In 2019, an independent inquiry into UN involvement in Myanmar from 2010 to 2018 found that “systemic and structural failures” rendered the UN system impotent in the face of massive human rights violations, including the genocidal atrocities committed against the Rohingya by the Myanmar military. Myanmar is now being subjected to a nationwide attack by that same military, which has been trying – and failing – to gain control over the country for the past thirteen months and has driven Myanmar to become a human rights catastrophe. In this context, the UN Secretary-General issued a report to the UN Human Rights Council last week on progress made in implementing the recommendations of the inquiry. 

“The Secretary General’s report shamefully dismisses the scale and gravity of the current crisis in Myanmar and provides no information on how the UN is actually responding inside the country,” said Yanghee Lee of SAC-M. “The report highlights the reinvigorated role of the UN Resident Coordinators – the top in-country UN official – as the centre piece of UN system reform but fails to mention that Myanmar has not had a Resident Coordinator for extended periods over the past four years. The position is currently vacant and has been for six months. The report merely reads like an advertisement for the work the UN is doing in various countries, not in Myanmar where a brutal coup is still taking place. 

The Secretary General’s report was presented to the Human Rights Council by the UN Assistant Secretary-General (ASG) for the Middle East, Asia and the Pacific, in the absence of a Resident Coordinator for Myanmar. The ASG seemed ill-informed of the situation in Myanmar and provided inaccurate information to Member States during the interactive dialogue by stating that the military is the de facto authority.  

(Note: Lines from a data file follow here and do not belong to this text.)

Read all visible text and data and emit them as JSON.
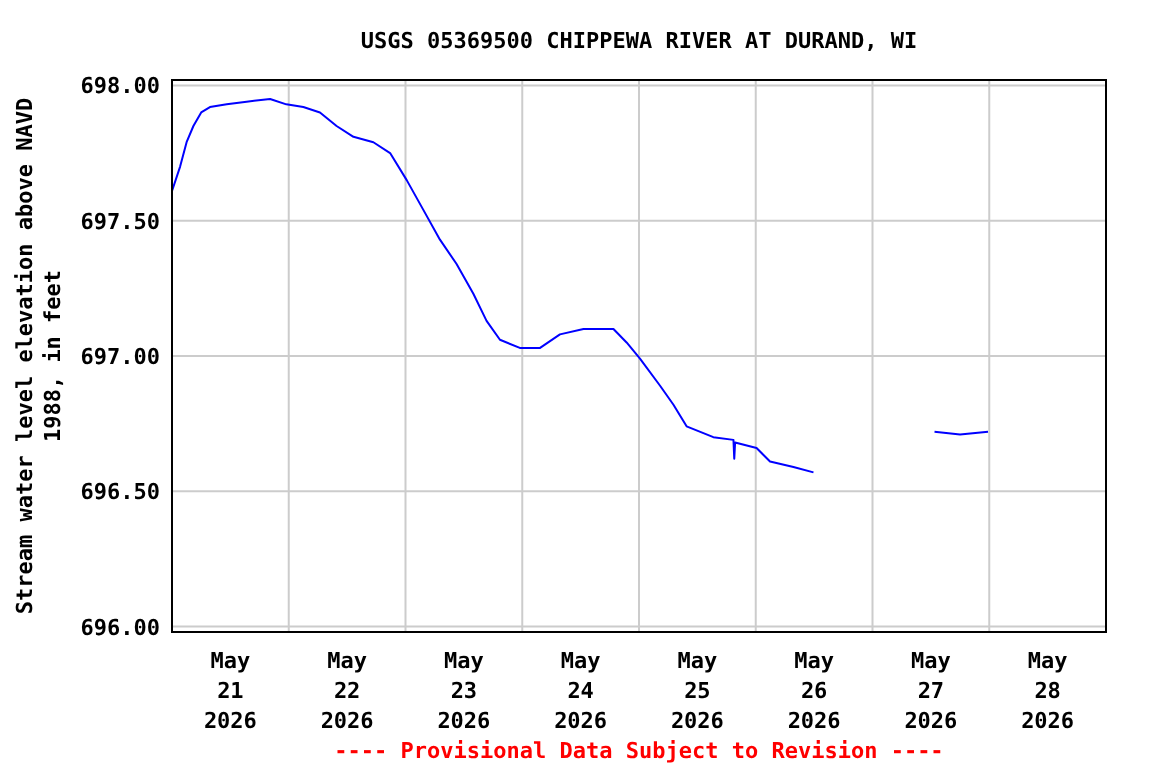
{
  "chart_data": {
    "type": "line",
    "title": "USGS 05369500 CHIPPEWA RIVER AT DURAND, WI",
    "ylabel": "Stream water level elevation above NAVD\n1988, in feet",
    "annotations": [
      "---- Provisional Data Subject to Revision ----"
    ],
    "x": [
      "2026-05-21T00:00",
      "2026-05-21T01:40",
      "2026-05-21T03:00",
      "2026-05-21T04:24",
      "2026-05-21T06:00",
      "2026-05-21T07:48",
      "2026-05-21T11:15",
      "2026-05-21T15:20",
      "2026-05-21T20:10",
      "2026-05-21T23:30",
      "2026-05-22T03:00",
      "2026-05-22T06:25",
      "2026-05-22T09:50",
      "2026-05-22T13:18",
      "2026-05-22T17:24",
      "2026-05-22T20:50",
      "2026-05-23T00:15",
      "2026-05-23T03:40",
      "2026-05-23T07:05",
      "2026-05-23T10:30",
      "2026-05-23T13:57",
      "2026-05-23T16:40",
      "2026-05-23T19:25",
      "2026-05-23T23:30",
      "2026-05-24T03:40",
      "2026-05-24T07:45",
      "2026-05-24T12:35",
      "2026-05-24T18:45",
      "2026-05-24T21:27",
      "2026-05-25T00:12",
      "2026-05-25T04:20",
      "2026-05-25T07:05",
      "2026-05-25T09:47",
      "2026-05-25T15:17",
      "2026-05-25T19:25",
      "2026-05-25T19:35",
      "2026-05-25T19:45",
      "2026-05-26T00:10",
      "2026-05-26T02:56",
      "2026-05-26T07:45",
      "2026-05-26T11:52",
      "2026-05-27T00:00",
      "2026-05-27T12:45",
      "2026-05-27T18:00",
      "2026-05-27T23:45"
    ],
    "series": [
      {
        "color": "#0000ff",
        "values": [
          697.61,
          697.7,
          697.79,
          697.85,
          697.9,
          697.92,
          697.93,
          697.94,
          697.95,
          697.93,
          697.92,
          697.9,
          697.85,
          697.81,
          697.79,
          697.75,
          697.65,
          697.54,
          697.43,
          697.34,
          697.23,
          697.13,
          697.06,
          697.03,
          697.03,
          697.08,
          697.1,
          697.1,
          697.05,
          696.99,
          696.89,
          696.82,
          696.74,
          696.7,
          696.69,
          696.62,
          696.68,
          696.66,
          696.61,
          696.59,
          696.57,
          null,
          696.72,
          696.71,
          696.72
        ]
      }
    ],
    "xlim": [
      "2026-05-21T00:00",
      "2026-05-29T00:00"
    ],
    "xticks": [
      {
        "value": "2026-05-21T12:00",
        "label": "May\n21\n2026"
      },
      {
        "value": "2026-05-22T12:00",
        "label": "May\n22\n2026"
      },
      {
        "value": "2026-05-23T12:00",
        "label": "May\n23\n2026"
      },
      {
        "value": "2026-05-24T12:00",
        "label": "May\n24\n2026"
      },
      {
        "value": "2026-05-25T12:00",
        "label": "May\n25\n2026"
      },
      {
        "value": "2026-05-26T12:00",
        "label": "May\n26\n2026"
      },
      {
        "value": "2026-05-27T12:00",
        "label": "May\n27\n2026"
      },
      {
        "value": "2026-05-28T12:00",
        "label": "May\n28\n2026"
      },
      {
        "value": "2026-05-22T00:00",
        "label": null
      },
      {
        "value": "2026-05-23T00:00",
        "label": null
      },
      {
        "value": "2026-05-24T00:00",
        "label": null
      },
      {
        "value": "2026-05-25T00:00",
        "label": null
      },
      {
        "value": "2026-05-26T00:00",
        "label": null
      },
      {
        "value": "2026-05-27T00:00",
        "label": null
      },
      {
        "value": "2026-05-28T00:00",
        "label": null
      }
    ],
    "ylim": [
      695.98,
      698.02
    ],
    "yticks": [
      {
        "value": 696,
        "label": "696.00"
      },
      {
        "value": 696.5,
        "label": "696.50"
      },
      {
        "value": 697,
        "label": "697.00"
      },
      {
        "value": 697.5,
        "label": "697.50"
      },
      {
        "value": 698,
        "label": "698.00"
      }
    ],
    "grid": true,
    "marker": "none",
    "line_style": "solid"
  }
}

“It is simply not the case that the military is the de facto authority in Myanmar. The majority of the territory is not under the military’s control, and it has no ability to exercise ordinary government functions,” said Marzuki Darusman of SAC-M. “It is no wonder the UN system continues to fail the people of Myanmar, even in their gravest hour of need, if the entire response is predicated on a false assumption that serves only the military. The UN is evidently partial to the junta.”

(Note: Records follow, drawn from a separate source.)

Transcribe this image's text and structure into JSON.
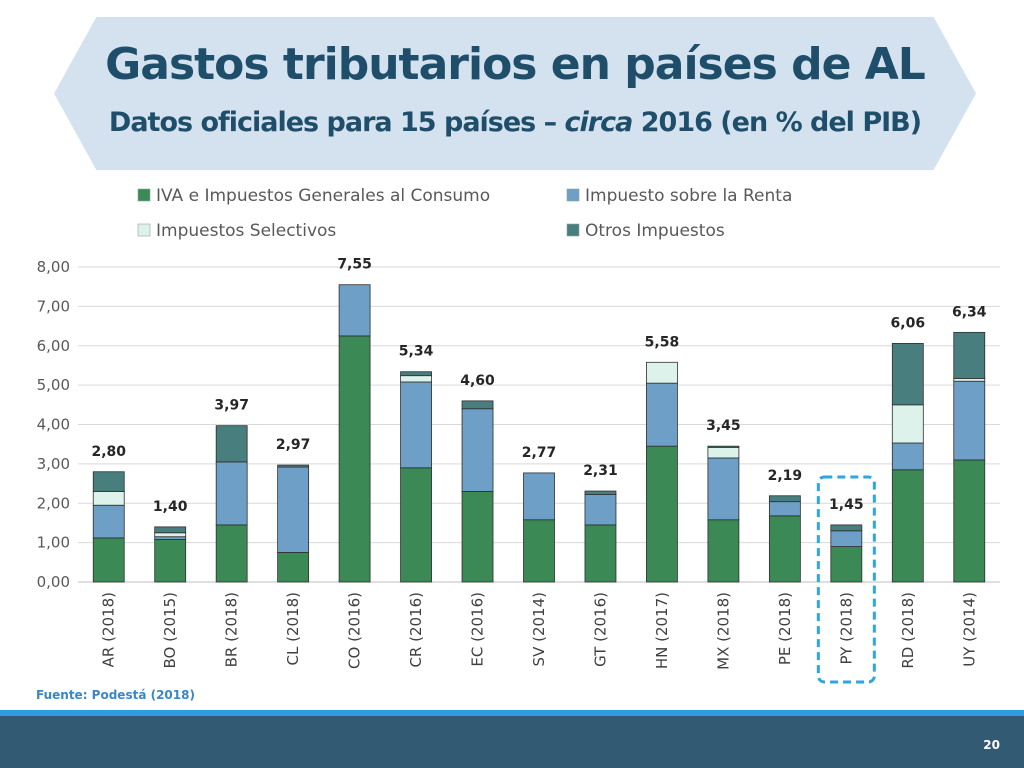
{
  "header": {
    "title": "Gastos tributarios en países de AL",
    "subtitle_pre": "Datos oficiales para 15 países – ",
    "subtitle_em": "circa",
    "subtitle_post": " 2016 (en % del PIB)"
  },
  "footer": {
    "source": "Fuente: Podestá (2018)",
    "page_number": "20"
  },
  "chart_data": {
    "type": "bar",
    "stacked": true,
    "categories": [
      "AR (2018)",
      "BO (2015)",
      "BR (2018)",
      "CL (2018)",
      "CO (2016)",
      "CR (2016)",
      "EC (2016)",
      "SV (2014)",
      "GT (2016)",
      "HN (2017)",
      "MX (2018)",
      "PE (2018)",
      "PY (2018)",
      "RD (2018)",
      "UY (2014)"
    ],
    "series": [
      {
        "name": "IVA e Impuestos Generales al Consumo",
        "color": "#3b8a55",
        "values": [
          1.12,
          1.08,
          1.45,
          0.75,
          6.25,
          2.9,
          2.3,
          1.58,
          1.45,
          3.45,
          1.58,
          1.68,
          0.9,
          2.85,
          3.1
        ]
      },
      {
        "name": "Impuesto sobre la Renta",
        "color": "#6e9fc6",
        "values": [
          0.83,
          0.07,
          1.6,
          2.17,
          1.3,
          2.18,
          2.1,
          1.19,
          0.77,
          1.6,
          1.57,
          0.36,
          0.4,
          0.68,
          2.0
        ]
      },
      {
        "name": "Impuestos Selectivos",
        "color": "#dcf2ea",
        "values": [
          0.35,
          0.1,
          0.0,
          0.0,
          0.0,
          0.16,
          0.0,
          0.0,
          0.0,
          0.53,
          0.27,
          0.0,
          0.0,
          0.97,
          0.07
        ]
      },
      {
        "name": "Otros Impuestos",
        "color": "#487e7e",
        "values": [
          0.5,
          0.15,
          0.92,
          0.05,
          0.0,
          0.1,
          0.2,
          0.0,
          0.09,
          0.0,
          0.03,
          0.15,
          0.15,
          1.56,
          1.17
        ]
      }
    ],
    "totals": [
      "2,80",
      "1,40",
      "3,97",
      "2,97",
      "7,55",
      "5,34",
      "4,60",
      "2,77",
      "2,31",
      "5,58",
      "3,45",
      "2,19",
      "1,45",
      "6,06",
      "6,34"
    ],
    "y_ticks": [
      "0,00",
      "1,00",
      "2,00",
      "3,00",
      "4,00",
      "5,00",
      "6,00",
      "7,00",
      "8,00"
    ],
    "ylim": [
      0,
      8
    ],
    "grid": true,
    "legend_position": "top",
    "highlighted_category": "PY (2018)",
    "highlight_color": "#2ea6e0"
  }
}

The people of Myanmar and allied democratic actors under the National Unity Government of Myanmar continue to resist the military’s onslaught and defend their democracy at huge personal cost, as the military inflicts atrocities that likely amount to crimes against humanity and war crimes across the country. The Government has sought to engage with the International Criminal Court and International Court of Justice to halt the atrocities and bring the leaders of the military to justice, but their efforts have so far been ignored.  

“The Secretary General, heads of UN agencies and UN Member States need to ask themselves just whose side they are on,” said Chris Sidoti of SAC-M. “Is it the people of Myanmar and their elected representatives? Or is it the leaders of a brutal military who should be prosecuted for genocide, crimes against humanity and war crimes? As things currently stand, the answer to that is not clear at all.”